I see a certain part of my life as not being in tune with myself, and not being happy, and being very disturbed and distraught and confused. Um, you know, I look at that picture of myself with that stupid graduation hat... and I see a part of myself there, like, I see the leader and i see the... busy person, but I don't see myself really, you know, I feel like that's a bit of a facade. You know? Not necessarily being busy doing things that are true to myself, you know? But trying to please others. That's how, that's what I see when I see that graduation picture, you know? I just kept so busy trying to please others and complete things, and do instead of be.

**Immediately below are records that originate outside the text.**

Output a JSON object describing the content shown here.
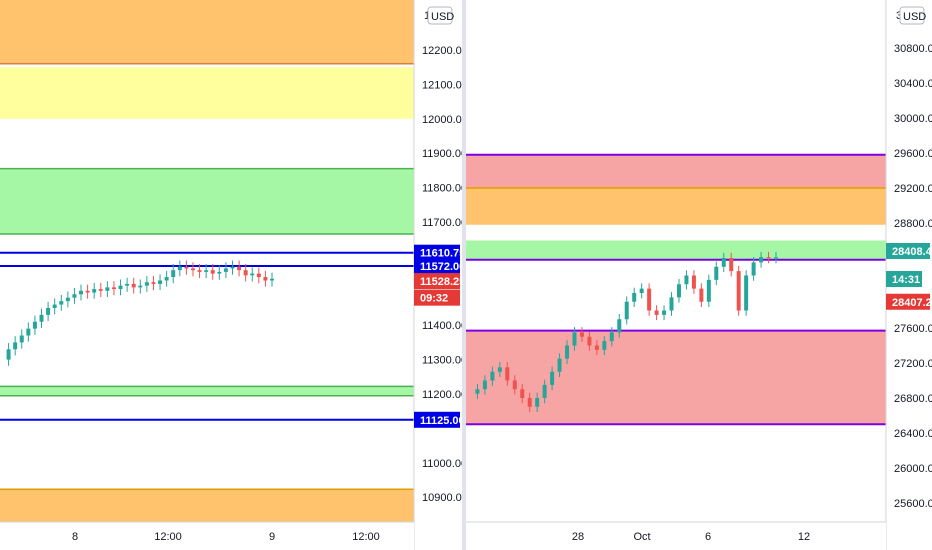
{
  "colors": {
    "orange_zone": "#ffc36e",
    "yellow_zone": "#ffff9e",
    "green_zone": "#a5f7a5",
    "red_zone": "#f7a4a4",
    "blue_line": "#0000e6",
    "purple_line": "#7b00e6",
    "candle_up": "#26a69a",
    "candle_down": "#ef5350",
    "price_red": "#e53935",
    "price_green": "#26a69a",
    "axis_text": "#131722"
  },
  "left_chart": {
    "currency": "USD",
    "price_ticks": [
      "12200.00",
      "12100.00",
      "12000.00",
      "11900.00",
      "11800.00",
      "11700.00",
      "11400.00",
      "11300.00",
      "11200.00",
      "11000.00",
      "10900.00"
    ],
    "partial_top_tick": "12",
    "time_ticks": [
      "8",
      "12:00",
      "9",
      "12:00"
    ],
    "labels": {
      "line_high": "11610.75",
      "line_mid": "11572.00",
      "last_price": "11528.25",
      "countdown": "09:32",
      "line_low": "11125.00"
    },
    "levels": {
      "orange_top": [
        12160,
        12390
      ],
      "yellow": [
        12000,
        12150
      ],
      "green_upper": [
        11665,
        11855
      ],
      "green_lower": [
        11195,
        11222
      ],
      "orange_bottom": [
        10790,
        10923
      ],
      "blue_lines": [
        11610.75,
        11572.0,
        11125.0
      ]
    },
    "candles_close_path": [
      11300,
      11330,
      11350,
      11370,
      11390,
      11410,
      11430,
      11450,
      11460,
      11470,
      11480,
      11490,
      11500,
      11495,
      11505,
      11500,
      11510,
      11505,
      11515,
      11520,
      11510,
      11515,
      11525,
      11520,
      11530,
      11540,
      11560,
      11570,
      11565,
      11560,
      11555,
      11560,
      11550,
      11555,
      11565,
      11570,
      11560,
      11545,
      11550,
      11540,
      11530,
      11535
    ]
  },
  "right_chart": {
    "currency": "USD",
    "price_ticks": [
      "30800.00",
      "30400.00",
      "30000.00",
      "29600.00",
      "29200.00",
      "28800.00",
      "27600.00",
      "27200.00",
      "26800.00",
      "26400.00",
      "26000.00",
      "25600.00"
    ],
    "partial_top_tick": "3",
    "time_ticks": [
      "28",
      "Oct",
      "6",
      "12"
    ],
    "labels": {
      "green_price": "28408.4",
      "countdown": "14:31",
      "red_price": "28407.2"
    },
    "levels": {
      "red_upper": [
        29200,
        29580
      ],
      "orange": [
        28780,
        29200
      ],
      "green": [
        28380,
        28600
      ],
      "red_lower": [
        26500,
        27570
      ],
      "purple_lines": [
        29580,
        27570,
        26500,
        28380
      ]
    },
    "candles_close_path": [
      26850,
      26900,
      27000,
      27100,
      27150,
      27000,
      26900,
      26800,
      26700,
      26800,
      26950,
      27100,
      27250,
      27400,
      27550,
      27500,
      27400,
      27350,
      27450,
      27550,
      27700,
      27900,
      28000,
      28050,
      27800,
      27750,
      27800,
      27950,
      28100,
      28200,
      28050,
      27900,
      28150,
      28300,
      28400,
      28250,
      27800,
      28200,
      28350,
      28410,
      28400,
      28408
    ]
  }
}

Thailand. This is the one that, I look at this and like, it means sooo much to me, this one. The trip represents a lot of different things, it represented me slowing down completely cause I was going on this trip and I had nothing planned, I had nothing I had to do. It was a very different lifestyle from what I had been living for 20 years or whatever. It was totally going against every grain in my body that had been, like, programmed since I was like, zero, you know? It was a huge eye opener. Um, and uh, I realized so much about myself on that trip. Um, I ended up getting sick on that trip actually with lots of panic attacks and anxiety attacks and, you know, I didn't sleep barely the whole time, ha ha ha. I don't know, I just came to all these realizations that I was so small. My life is not big, and what felt so big to me in Ottawa, was so small and didn't even matter. So I ended up learning a lot, like, macro? You know, like the big picture? But also relating it to myself. I use that trip as the switchover into who I am now. You know? It's almost like being reborn, cause with getting so sick I tapped into so many parts of myself that I didn't understand or realize before. I had to start just accepting who I was, like being totally open with who I am and not feeling like I have to hide anything anymore, like, contributed to my recovery. So that was a really big turning point in terms of accepting, you know, my gayness, ha ha ha. My gayness, sounds like anus, ha ha ha. You can quote me on that one. Yeah, so I don't know, that picture is like, totally the turning point in my life. In every way.

This is so me right now. All I'm doing right now is focussing on music, and expression and tapping into parts of myself, and being honest with myself and being transparent and not, you know, putting up those filters for people. Like, just trying to extract truth from myself, which is really hard to do. Really hard to do, you know you're always judging or analyzing, and it rarely just comes out plain and simple, um, and then so to see myself kinda like... this is almost like a projection into the future too for me, looking at this picture, because that's, it's what I want to be doing, you know, and I want to be creating for my whole life and I want to make a living off of it. That's me in my element. That's where I want to be all the time.